After first racing in the BTCC in 2009, just after a season in the SEAT León Eurocup, Nash took the independents’ title in 2011 with Triple Eight Race Engineering’s Vauxhall Vectra, a car which also won two drivers’ titles with Fabrizio Giovanardi when the team was a full manufacturer entry. After securing that title last year after a hard fight with Mat Jackson, who was a driving an Arena-built Ford Focus, Nash feels it was the right time to move on to the World Touring Car Championship.

“I thoroughly enjoyed my last season in the British Touring Cars,” said Nash. “I think this year’s going to be harder for Mr. Gow and all the teams that are there, so I’m fairly pleased I’m not there this year. It doesn’t mean in the future when it all calms down it’d be nice to go back.”

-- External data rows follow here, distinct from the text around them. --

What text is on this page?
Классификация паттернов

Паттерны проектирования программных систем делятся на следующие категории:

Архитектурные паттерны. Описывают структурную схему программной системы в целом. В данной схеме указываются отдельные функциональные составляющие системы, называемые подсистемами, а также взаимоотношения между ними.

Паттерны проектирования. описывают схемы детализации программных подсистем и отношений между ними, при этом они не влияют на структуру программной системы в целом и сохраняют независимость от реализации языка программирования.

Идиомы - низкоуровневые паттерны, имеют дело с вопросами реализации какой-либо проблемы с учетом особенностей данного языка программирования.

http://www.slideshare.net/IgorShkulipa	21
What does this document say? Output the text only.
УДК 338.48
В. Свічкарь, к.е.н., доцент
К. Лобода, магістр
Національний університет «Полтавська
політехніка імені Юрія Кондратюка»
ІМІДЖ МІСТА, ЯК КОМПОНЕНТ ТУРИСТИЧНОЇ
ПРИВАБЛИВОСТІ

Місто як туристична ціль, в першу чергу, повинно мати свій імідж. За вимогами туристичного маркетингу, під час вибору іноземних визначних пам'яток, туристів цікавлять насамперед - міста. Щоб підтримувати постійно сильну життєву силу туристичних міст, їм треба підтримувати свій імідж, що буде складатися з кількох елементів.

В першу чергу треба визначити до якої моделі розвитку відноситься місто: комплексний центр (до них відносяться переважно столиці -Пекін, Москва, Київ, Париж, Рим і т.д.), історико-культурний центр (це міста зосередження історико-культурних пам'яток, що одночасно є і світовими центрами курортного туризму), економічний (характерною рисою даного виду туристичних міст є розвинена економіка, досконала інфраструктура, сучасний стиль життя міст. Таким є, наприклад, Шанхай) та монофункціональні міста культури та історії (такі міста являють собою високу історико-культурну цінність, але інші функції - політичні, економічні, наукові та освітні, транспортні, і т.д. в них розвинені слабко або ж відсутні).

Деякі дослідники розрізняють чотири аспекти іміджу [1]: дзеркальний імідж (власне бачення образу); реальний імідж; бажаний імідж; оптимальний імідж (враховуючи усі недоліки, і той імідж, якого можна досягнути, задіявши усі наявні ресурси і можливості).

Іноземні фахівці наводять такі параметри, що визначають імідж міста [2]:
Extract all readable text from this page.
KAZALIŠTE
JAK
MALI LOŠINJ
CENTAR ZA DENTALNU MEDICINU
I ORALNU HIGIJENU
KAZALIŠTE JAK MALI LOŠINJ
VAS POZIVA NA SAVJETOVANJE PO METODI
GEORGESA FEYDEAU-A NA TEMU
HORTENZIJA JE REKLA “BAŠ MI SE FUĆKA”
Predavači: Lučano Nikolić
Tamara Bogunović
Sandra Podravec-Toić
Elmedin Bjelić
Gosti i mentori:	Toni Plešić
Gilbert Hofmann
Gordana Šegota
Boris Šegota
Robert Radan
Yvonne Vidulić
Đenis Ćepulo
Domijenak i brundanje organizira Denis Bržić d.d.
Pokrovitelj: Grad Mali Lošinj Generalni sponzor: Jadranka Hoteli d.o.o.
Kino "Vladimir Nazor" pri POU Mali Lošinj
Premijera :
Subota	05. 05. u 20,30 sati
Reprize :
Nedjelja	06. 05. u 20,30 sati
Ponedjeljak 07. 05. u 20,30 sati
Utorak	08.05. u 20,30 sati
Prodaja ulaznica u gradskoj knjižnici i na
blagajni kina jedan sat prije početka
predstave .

“World Touring Cars is the right place for us to be at the minute, and it’s the right place for our future to be. I’m not disappointed I’ve left, but I did really thoroughly enjoy my last season there. When you take good memories away you don’t discount ever going back. We had to work for it, it was always tough, but we went into every round thinking we’ve got a chance of qualifying in the top six, we always had an opportunity of winning, and we came away with a lot of podiums and that’s where this will be in World Touring Cars with the Ford, we’ll get there.”